Bear Call Spread
A trader uses this strategy when they believe the price of the stock will decrease in an alotted time frame. To conduct this trade you will buy one call that is “out” of the money and simultaneously sell a call that is “in” the money. Remember both options must be on the SAME underlying stock with the SAME expiration date. This trade limits our risk because we are selling an “in” the money call and therefore limits our potential profit. I will explain in more detail in a moment.
- When you buy the “out” of the money call you are required to pay the premium upfront.
- When you sell the “in” the money call you will receive a premium upfront.
- This combination results in you receiving your maximum profit upfront.
This strategy will require you to enter the trade on a credit. In short you will receive money at the beginning of the trade, but remember this is because we sold an “in” the money call and does not guarantee you will be profitable on the trade.
Bad News: If the underlying price of the stock rises above the strike price of the call you bought “out” of the money. Then your prediction did not come to fruition and you will take a loss.
Less Bad News: The loss you will incur is only difference between the two strike prices of the options you bought and sold minus the credit you received to enter the trade. That’s it! Of course we never want to lose money but when you sell the “in” the money call you significantly reduce the loss you would have incurred.
Limited Profit Potential:
Good News: If the underlying price of the stock falls below the strike price of the call you sold “in” the money. Then your prediction and analysis was correct and you will receive a profit.
Even Better News: The profit you will receive is the full amount of the credit you received when you entered the trade.
Ok whew!! I know that was a lot and more technical than I would have liked but it was necessary. Let’s take a look at a real world example. I like showing examples because I am more of a visual learner myself!
Real World Example:
You see that MSFT is currently trading at $27.25 and you believe that by March 15, 2013 it will be trading for less than $27/share.

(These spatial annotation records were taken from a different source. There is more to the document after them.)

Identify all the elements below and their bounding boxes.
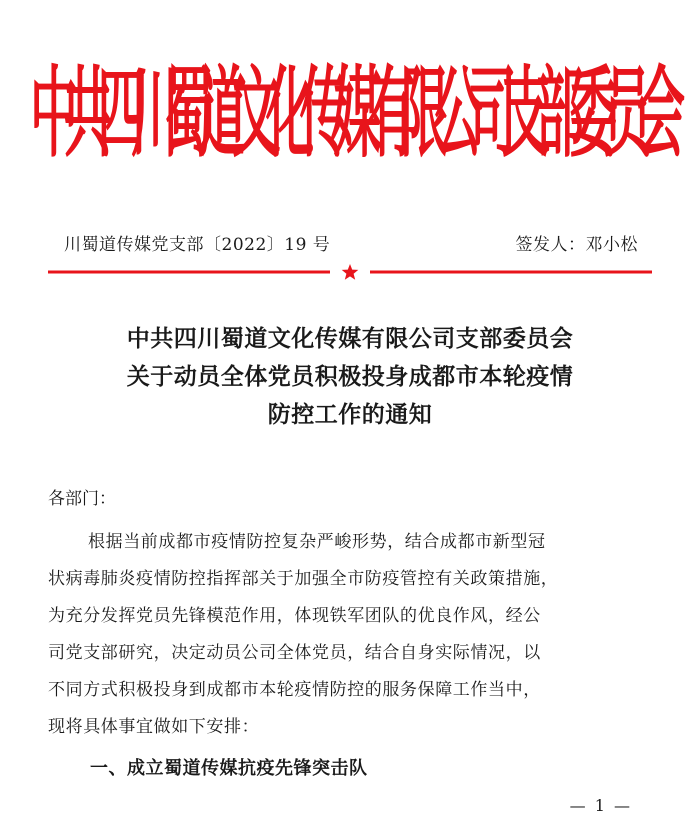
letterhead-char: 四 [97, 56, 146, 172]
section-heading: 一、成立蜀道传媒抗疫先锋突击队 [90, 758, 368, 779]
red-divider [48, 264, 652, 280]
letterhead-char: 文 [232, 56, 281, 172]
letterhead-char: 委 [569, 56, 618, 172]
letterhead-char: 司 [468, 56, 517, 172]
issuer: 签发人：邓小松 [515, 235, 638, 255]
salutation: 各部门： [48, 489, 116, 509]
letterhead-char: 公 [434, 56, 483, 172]
red-letterhead-title [30, 56, 685, 172]
letterhead-char: 员 [603, 56, 652, 172]
notice-title [40, 320, 660, 434]
divider-line-right [370, 271, 652, 274]
letterhead-char: 传 [299, 56, 348, 172]
letterhead-char: 会 [636, 56, 685, 172]
title-line: 中共四川蜀道文化传媒有限公司支部委员会 [126, 325, 574, 352]
letterhead-char: 川 [131, 56, 180, 172]
letterhead-char: 化 [266, 56, 315, 172]
page-number: — 1 — [569, 796, 632, 815]
letterhead-char: 共 [63, 56, 112, 172]
star-icon [342, 264, 359, 280]
letterhead-char: 有 [367, 56, 416, 172]
letterhead-char: 媒 [333, 56, 382, 172]
paragraph-line: 根据当前成都市疫情防控复杂严峻形势，结合成都市新型冠 [88, 532, 546, 552]
paragraph-line: 不同方式积极投身到成都市本轮疫情防控的服务保障工作当中， [48, 680, 541, 700]
body-paragraph [48, 524, 656, 746]
letterhead-char: 部 [535, 56, 584, 172]
letterhead-char: 蜀 [164, 56, 213, 172]
letterhead-char: 道 [198, 56, 247, 172]
document-meta-line [64, 226, 638, 256]
paragraph-line: 状病毒肺炎疫情防控指挥部关于加强全市防疫管控有关政策措施， [48, 569, 559, 589]
paragraph-line: 司党支部研究，决定动员公司全体党员，结合自身实际情况，以 [48, 643, 541, 663]
paragraph-line: 现将具体事宜做如下安排： [48, 717, 260, 737]
divider-line-left [48, 271, 330, 274]
letterhead-char: 支 [502, 56, 551, 172]
document-number: 川蜀道传媒党支部〔2022〕19 号 [64, 235, 331, 255]
title-line: 防控工作的通知 [267, 401, 433, 428]
paragraph-line: 为充分发挥党员先锋模范作用，体现铁军团队的优良作风，经公 [48, 606, 541, 626]
letterhead-char: 限 [400, 56, 449, 172]
title-line: 关于动员全体党员积极投身成都市本轮疫情 [126, 363, 574, 390]
letterhead-char: 中 [30, 56, 79, 172]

You decide to execute a bear call spread trade by buying the “out” of the money March $28 (strike price) Call for $43 (remember options are 100 share lots) and selling the “in” the money March $27 (strike price) Call for $87. This would bring your net credit price to $44. Not bad!
Good: On March 15, 2013 the price of MSFT is trading below $27. Since the share price is below both strike prices the options will expire worthless and you will keep the initial credit of $44 as profit that you initially received to enter the trade.
So So: On March 15, 2013 the price of MSFT is trading between $27 & $28. Since the price is above our “in” the money call of $27 we will be required to sell 100 shares of MSFT at $27/share that we do not own. The “out” of the money call of $28 that we purchased will still have value so we would need to close both positions to recoup whatever value is left and avoid having to sell shares that we do not own. This is typically known as the “break even point.” Please note if you DO NOT close this position you are agreeing to sell 100 shares of MSFT for $27, it is imperative that you close this position if you do not want to sell shares you do not own.
Bad: On March 15, 2013 the price of MSFT is trading above $28. Since the difference between the strike prices are $1 you will be required to pay $100 for each contract MINUS the credit you received upon entering the trade. So in this case we would have to pay $100 – $44 for a $56 loss.
There you have it! I hope you have learned something and can add this to your trading arsenal.
Here’s to our Wealth!
Do you have experience with options spreads? If so, how were your results?